Libia janjikan akses ke pekerja bantuan

Korban diungsikan dari Misrata ke Benghazi

Sumber gambar, Reuters

Keterangan gambar, Sebagian korban pertempuran diungsikan dari Misrata ke Benghazi

PBB mengatakan pemerintah Libia telah menyatakan akan memberi akses kepada pekerja bantuan ke kawasan yang dikuasainya, kata PBB.

Para pejabat PBB mengatakan kesepakatan itu memungkinkan pekerja kemanusiaan mendirikan kantor di ibukota Libia, Tripoli, dan bebas masuk ke dan keluar dari Libia.

Wartawan BBC di markas PBB Barbara Plett mengatakan pihak berwenang Libia menjanjikan akses untuk para pekerja bantuan dan peralatan mereka ke semua daerah yang dikuasai.

Sebagian besar kota Misrata yang dikepung pasukan Kolonel Muammar Gaddafi masih berada di bawah kekuasaan pasukan pemberontak.

Pekerja bantuan baru bisa menolong warga di sana jika pertempuran berhenti, menurut PBB, namun pemerintah Libia menyatakan tidak berniat melakukan gencatan senjata.

Pasukan pro-Gaddafi sudah berhari-hari menggempur kota Misrata, dan ratusan orang diduga terbunuh dalam pertempuran.
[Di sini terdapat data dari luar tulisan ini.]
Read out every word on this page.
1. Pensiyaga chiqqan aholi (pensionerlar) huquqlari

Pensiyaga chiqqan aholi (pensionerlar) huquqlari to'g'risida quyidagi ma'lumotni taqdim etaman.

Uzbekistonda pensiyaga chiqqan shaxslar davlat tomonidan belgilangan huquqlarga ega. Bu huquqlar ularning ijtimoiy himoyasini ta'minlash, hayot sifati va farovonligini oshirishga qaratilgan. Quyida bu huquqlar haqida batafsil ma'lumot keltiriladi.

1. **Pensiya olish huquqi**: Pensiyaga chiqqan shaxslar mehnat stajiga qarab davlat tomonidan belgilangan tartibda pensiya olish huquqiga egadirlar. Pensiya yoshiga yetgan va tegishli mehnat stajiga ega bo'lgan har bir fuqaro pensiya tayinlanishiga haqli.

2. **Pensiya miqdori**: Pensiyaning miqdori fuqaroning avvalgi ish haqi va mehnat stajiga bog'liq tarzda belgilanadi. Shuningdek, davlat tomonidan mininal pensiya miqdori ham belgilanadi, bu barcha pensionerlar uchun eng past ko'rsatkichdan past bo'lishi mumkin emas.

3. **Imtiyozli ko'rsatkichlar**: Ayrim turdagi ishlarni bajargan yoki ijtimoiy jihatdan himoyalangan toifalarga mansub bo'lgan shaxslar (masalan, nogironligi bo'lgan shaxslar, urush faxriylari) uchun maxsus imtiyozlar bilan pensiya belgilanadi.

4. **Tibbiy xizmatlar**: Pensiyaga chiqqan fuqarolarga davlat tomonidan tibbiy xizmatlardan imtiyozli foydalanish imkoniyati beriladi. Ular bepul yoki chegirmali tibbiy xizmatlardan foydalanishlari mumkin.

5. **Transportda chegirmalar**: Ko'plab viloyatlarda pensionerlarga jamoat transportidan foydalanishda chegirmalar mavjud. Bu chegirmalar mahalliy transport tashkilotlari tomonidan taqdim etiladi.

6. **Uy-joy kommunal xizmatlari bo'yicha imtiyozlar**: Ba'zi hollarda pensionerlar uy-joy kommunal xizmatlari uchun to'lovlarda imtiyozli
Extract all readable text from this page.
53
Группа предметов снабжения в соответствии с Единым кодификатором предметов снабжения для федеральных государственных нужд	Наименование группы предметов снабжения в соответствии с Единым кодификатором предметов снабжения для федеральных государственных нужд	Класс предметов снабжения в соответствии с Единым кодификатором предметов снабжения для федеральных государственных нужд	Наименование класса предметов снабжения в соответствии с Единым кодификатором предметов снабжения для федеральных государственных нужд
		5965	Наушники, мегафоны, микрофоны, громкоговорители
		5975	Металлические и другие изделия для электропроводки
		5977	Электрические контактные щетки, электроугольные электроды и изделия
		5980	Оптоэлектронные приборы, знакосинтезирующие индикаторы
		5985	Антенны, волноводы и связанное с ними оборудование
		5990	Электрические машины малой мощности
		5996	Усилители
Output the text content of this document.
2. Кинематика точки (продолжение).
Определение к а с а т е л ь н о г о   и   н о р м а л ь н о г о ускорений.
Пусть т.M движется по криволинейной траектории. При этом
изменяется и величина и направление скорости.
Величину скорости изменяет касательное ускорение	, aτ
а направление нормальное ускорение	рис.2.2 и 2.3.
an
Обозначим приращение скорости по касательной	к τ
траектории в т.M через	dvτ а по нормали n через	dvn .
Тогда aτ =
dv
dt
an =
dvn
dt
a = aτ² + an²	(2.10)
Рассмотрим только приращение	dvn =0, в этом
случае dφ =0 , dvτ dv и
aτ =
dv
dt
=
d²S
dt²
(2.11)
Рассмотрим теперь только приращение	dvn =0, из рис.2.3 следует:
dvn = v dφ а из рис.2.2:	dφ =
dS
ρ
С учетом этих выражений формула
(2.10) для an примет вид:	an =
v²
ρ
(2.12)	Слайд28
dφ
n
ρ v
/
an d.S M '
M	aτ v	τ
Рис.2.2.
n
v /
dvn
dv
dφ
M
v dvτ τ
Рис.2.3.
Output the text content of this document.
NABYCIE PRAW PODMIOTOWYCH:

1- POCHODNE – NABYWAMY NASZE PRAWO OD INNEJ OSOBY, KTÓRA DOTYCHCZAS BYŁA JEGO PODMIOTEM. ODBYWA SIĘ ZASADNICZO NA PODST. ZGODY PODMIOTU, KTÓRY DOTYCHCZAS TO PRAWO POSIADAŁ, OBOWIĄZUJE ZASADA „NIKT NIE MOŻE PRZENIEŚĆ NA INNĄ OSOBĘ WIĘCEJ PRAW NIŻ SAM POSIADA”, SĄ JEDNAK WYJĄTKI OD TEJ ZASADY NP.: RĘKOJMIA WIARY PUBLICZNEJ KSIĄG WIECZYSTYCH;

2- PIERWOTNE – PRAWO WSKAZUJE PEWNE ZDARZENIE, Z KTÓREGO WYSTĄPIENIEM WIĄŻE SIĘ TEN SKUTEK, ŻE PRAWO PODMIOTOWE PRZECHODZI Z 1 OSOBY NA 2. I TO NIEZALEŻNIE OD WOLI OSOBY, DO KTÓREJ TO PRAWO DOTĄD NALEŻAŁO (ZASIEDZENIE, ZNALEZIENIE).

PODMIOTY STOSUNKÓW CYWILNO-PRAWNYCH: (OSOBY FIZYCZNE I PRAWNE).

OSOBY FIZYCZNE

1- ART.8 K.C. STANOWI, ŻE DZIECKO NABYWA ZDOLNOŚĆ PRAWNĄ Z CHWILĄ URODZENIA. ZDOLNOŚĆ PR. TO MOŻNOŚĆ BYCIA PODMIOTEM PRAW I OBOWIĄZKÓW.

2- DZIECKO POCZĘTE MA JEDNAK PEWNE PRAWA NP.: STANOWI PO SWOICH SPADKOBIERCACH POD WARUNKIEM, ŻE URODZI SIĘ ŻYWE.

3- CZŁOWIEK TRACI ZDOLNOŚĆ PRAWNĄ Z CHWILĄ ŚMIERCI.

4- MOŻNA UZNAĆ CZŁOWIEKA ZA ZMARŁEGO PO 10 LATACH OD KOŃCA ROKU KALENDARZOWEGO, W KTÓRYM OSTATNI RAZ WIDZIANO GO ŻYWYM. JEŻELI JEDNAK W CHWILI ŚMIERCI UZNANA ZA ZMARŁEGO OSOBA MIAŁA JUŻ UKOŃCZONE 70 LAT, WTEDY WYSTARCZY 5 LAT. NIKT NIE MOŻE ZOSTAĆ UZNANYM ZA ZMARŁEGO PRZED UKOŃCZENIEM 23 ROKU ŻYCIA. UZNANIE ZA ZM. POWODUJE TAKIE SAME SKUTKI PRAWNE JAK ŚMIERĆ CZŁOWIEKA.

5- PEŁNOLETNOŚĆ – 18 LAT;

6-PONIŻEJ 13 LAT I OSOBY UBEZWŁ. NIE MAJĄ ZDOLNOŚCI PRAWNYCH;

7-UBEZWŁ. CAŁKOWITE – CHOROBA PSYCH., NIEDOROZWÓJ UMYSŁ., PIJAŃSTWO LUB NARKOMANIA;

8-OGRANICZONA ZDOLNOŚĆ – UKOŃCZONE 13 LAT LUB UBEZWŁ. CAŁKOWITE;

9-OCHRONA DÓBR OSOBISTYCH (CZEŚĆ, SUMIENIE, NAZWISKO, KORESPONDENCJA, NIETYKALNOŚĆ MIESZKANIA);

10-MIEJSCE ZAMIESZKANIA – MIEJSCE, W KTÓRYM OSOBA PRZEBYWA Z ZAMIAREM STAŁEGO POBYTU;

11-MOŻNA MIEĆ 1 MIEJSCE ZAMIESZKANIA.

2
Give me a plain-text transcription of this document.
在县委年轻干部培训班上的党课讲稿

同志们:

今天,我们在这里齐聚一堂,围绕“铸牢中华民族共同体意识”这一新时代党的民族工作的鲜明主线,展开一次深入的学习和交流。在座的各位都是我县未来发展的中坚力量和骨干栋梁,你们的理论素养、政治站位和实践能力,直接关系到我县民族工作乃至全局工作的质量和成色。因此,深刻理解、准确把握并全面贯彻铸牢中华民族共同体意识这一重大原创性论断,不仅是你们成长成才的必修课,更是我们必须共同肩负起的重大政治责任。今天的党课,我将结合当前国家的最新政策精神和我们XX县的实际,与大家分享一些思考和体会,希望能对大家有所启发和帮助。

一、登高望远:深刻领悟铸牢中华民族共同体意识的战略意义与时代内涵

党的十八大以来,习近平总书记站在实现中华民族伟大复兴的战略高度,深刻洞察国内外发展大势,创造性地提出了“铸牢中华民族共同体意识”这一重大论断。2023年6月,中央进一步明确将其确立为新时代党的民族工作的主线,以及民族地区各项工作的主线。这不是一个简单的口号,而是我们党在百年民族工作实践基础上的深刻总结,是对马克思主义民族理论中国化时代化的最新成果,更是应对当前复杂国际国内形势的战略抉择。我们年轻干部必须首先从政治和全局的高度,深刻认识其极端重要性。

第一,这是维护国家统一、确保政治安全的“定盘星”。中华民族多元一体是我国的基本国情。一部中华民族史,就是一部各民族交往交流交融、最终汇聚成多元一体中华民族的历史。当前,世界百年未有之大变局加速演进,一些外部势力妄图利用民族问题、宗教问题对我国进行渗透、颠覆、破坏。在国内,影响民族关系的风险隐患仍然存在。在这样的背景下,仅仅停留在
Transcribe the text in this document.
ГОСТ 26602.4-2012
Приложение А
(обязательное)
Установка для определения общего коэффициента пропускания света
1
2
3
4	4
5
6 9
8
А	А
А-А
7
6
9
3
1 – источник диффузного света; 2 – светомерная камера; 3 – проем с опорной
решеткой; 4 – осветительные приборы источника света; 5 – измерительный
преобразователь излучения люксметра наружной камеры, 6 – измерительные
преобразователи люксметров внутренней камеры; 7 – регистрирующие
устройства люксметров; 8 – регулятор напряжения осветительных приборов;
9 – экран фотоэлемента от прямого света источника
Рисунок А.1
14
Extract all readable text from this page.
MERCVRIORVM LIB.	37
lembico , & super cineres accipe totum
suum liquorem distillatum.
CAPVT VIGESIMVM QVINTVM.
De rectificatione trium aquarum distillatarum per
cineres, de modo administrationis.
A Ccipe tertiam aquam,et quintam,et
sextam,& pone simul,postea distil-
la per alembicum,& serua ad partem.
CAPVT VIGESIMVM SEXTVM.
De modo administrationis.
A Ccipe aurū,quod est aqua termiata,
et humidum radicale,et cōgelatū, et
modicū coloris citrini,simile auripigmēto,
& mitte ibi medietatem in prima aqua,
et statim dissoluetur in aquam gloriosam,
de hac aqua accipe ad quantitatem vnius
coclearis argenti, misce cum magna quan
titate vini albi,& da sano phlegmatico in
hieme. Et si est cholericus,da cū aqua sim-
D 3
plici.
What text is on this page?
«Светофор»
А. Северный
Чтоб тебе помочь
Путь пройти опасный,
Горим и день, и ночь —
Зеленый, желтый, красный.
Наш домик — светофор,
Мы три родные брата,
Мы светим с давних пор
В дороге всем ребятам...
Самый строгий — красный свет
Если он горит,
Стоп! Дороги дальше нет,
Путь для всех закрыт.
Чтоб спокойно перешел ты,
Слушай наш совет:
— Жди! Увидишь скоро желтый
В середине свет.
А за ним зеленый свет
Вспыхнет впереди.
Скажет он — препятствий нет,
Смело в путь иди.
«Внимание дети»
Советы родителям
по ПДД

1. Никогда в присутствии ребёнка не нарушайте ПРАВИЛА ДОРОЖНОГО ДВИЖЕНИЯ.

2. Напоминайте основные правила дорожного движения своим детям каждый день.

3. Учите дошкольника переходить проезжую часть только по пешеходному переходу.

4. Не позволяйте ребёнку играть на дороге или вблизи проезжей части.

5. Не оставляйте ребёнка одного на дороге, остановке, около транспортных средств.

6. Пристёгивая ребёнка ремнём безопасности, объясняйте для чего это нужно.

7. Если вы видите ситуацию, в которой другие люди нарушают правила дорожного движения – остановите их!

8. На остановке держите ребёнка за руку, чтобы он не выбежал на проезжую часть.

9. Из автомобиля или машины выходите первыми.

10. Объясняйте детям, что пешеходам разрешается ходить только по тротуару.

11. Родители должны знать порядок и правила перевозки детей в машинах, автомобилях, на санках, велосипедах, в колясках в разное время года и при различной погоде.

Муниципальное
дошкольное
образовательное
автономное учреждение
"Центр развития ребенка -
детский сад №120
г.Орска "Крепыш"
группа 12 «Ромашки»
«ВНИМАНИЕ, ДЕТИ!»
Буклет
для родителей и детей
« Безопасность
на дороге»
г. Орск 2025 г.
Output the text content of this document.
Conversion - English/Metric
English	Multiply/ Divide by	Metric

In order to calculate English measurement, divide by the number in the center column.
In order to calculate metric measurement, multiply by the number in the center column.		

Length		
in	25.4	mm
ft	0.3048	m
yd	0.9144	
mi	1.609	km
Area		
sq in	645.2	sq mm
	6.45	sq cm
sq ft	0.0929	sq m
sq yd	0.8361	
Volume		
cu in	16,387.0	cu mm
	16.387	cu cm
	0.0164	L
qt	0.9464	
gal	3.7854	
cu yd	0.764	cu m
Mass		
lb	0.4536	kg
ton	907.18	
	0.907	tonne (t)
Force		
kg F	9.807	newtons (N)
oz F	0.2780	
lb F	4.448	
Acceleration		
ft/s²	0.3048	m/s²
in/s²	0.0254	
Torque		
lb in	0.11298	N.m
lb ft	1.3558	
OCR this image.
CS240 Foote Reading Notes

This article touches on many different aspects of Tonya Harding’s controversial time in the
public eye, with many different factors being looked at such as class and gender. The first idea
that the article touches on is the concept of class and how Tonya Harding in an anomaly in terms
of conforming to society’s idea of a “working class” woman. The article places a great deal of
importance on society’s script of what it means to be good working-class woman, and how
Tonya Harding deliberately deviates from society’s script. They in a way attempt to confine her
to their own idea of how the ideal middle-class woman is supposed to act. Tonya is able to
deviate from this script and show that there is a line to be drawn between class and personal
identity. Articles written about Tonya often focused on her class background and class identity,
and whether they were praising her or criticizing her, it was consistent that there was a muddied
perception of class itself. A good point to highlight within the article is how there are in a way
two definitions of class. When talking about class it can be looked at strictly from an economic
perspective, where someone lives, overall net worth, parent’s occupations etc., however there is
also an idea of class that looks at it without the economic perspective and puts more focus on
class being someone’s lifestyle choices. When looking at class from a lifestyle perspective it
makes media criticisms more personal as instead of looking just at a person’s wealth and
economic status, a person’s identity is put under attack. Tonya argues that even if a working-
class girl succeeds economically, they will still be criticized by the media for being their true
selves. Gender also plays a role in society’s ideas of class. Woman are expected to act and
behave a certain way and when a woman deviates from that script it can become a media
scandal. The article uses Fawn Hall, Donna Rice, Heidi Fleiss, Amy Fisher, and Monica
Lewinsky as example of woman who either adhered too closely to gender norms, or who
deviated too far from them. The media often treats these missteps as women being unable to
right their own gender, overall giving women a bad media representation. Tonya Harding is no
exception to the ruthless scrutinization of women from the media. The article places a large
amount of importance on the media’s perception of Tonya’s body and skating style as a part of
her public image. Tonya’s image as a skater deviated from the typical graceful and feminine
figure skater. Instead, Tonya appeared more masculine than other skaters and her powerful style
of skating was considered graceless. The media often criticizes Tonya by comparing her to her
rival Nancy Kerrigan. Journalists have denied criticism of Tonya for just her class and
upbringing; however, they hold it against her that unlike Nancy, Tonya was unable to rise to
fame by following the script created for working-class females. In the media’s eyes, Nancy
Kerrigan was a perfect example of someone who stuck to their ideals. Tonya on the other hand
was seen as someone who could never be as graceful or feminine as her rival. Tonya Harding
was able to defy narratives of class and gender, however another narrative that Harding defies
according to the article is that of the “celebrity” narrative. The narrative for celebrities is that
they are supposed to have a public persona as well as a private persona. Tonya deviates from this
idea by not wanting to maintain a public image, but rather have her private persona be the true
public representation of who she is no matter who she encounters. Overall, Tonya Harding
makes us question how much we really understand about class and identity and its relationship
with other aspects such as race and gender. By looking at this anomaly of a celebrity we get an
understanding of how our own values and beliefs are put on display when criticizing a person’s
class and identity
Penduduk kota mengalami kekurangan bahan makan dan persediaan obat-obatan.

Sementara itu, sekitar 1.000 orang yang dievakuasi dari Misrata telah tiba di basis pemberontak di Benghazi.

Mereka yang dievakuasi diangkut dengan kapal yang disewa oleh badan bantuan Organisasi Internasional untuk Migrasi (IOM). IOM menyatakan ribuan orang lain masih menunggu diselamatkan.

Pasukan pemberontak hari Senin menyatakan mereka mencapai kemajuan di Misrata, tapi pasukan pro-Gaddafi tetap menekan kota Ajdabiya yang dikuasai pemberontak di timur.